Now doing validation (not easily possible with CDISC units) using the NLM UCUM RESTful web services leads to:
 



Molar units
I have been asked several times whether the RESTful web services can also do "molar conversions", e.g. from "mol/L" to "g/L". At this moment, it is not possible yet, but as well the NLM as a project team of my student at the university is working on it. For such a conversion, the molecular weight of the component needs to be known. Also here, we cannot work with the CDISC-CT, as the [LBTESTCD] codelist (which essentially contains the chemical compound that is being tested, which is essentially not the test itself) does not contain any information about molecular weights. Through the LOINC code of the test, the molecular weight of the component can easily be retrieved (through the "LOINC group"). A simple join between 2 tables in the LOINC database suffices.
So we will soon, in cooperation with NLM, have a RESTful web service for such conversions. The query string will look something like:
[base]/ucumtransform/from/mmol/L/to/g/dL/LOINC/15076-3
Where "15076-3" is the LOINC code for "glucose [moles/volume] in urine).

Or the other way around:
[base]/ucumtransform/from/mg/dL/to/mmol/L/ LOINC /5792-7
Where "5792-7" is the LOINC code for "Glucose [Mass/volume] in Urine by Test strip".
Remark that in the "FDA pilot submission 2013", LBSPEC (permissible in SDTM) is missing, so that we can only guess what the specimen was. LBCAT=CHEMISTRY lets us guess that it was "Serum/Plasma", for which the LOINC code is then 2345-7:



Once the extended RESTful web service in place, this will (as requested by a number of pharma companies) also allow to "standardize" from molar to mass units and vice versa, as in the above example, but this time in an automated way, at least when UCUM notation is used for the units.
For the FDA it will then also be possible to check the conversions as done by the sponsor, in exactly the same way as described before, using the NLM RESTful web services.
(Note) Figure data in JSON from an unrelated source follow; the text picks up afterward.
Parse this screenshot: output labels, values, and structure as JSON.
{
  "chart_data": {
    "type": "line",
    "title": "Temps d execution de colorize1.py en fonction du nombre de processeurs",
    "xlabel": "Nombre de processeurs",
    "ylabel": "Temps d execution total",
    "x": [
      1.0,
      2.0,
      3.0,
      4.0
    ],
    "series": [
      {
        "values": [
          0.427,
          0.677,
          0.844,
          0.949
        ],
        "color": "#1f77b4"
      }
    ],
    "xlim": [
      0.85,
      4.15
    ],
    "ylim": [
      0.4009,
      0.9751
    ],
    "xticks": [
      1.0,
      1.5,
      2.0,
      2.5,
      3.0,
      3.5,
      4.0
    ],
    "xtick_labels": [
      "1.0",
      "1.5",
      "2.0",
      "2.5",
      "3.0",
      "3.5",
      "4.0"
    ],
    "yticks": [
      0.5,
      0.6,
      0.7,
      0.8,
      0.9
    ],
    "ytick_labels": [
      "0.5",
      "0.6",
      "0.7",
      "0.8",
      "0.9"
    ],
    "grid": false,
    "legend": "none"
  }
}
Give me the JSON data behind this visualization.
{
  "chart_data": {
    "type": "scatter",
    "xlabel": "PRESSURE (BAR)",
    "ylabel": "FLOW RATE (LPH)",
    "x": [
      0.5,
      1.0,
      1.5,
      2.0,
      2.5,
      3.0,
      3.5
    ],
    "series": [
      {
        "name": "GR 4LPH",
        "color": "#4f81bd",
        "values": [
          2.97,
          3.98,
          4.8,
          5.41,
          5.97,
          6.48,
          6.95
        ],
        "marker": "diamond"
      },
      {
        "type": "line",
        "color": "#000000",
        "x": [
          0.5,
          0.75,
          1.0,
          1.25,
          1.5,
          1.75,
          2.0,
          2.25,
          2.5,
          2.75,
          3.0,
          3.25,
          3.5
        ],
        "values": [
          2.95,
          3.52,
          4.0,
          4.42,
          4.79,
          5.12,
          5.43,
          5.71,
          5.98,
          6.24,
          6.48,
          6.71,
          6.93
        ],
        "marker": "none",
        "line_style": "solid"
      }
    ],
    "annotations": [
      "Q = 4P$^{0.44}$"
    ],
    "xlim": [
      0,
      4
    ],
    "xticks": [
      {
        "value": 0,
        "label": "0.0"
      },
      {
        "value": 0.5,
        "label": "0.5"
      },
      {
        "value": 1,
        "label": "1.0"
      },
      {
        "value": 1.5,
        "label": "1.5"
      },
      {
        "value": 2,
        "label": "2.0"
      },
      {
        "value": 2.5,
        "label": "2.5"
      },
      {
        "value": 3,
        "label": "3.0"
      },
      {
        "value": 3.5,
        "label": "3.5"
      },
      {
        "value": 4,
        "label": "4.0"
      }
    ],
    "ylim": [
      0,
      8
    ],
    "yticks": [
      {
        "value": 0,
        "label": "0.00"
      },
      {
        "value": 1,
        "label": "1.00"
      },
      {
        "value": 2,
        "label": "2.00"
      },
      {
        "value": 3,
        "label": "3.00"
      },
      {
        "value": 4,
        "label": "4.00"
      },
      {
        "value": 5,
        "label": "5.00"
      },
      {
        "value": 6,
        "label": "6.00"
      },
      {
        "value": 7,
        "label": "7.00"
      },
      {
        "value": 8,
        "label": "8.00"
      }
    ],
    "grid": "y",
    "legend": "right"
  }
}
What the combined use of LOINC and UCUM will also enable the FDA is to start comparing laboratory results between studies and sponsors. If one sponsor "standardizes" glucose lab results to "mmol/L" and the other to "g/dL" and yet another one to "g/L", there is currently (using the CDISC-CT) no way to automate such comparisons. With the combination of LOINC and UCUM, it becomes extremely easy.


Such comparisons and the conversion validation will significantly contribute to the safety of the patients. And that is why we are doing all this work for, isn't it?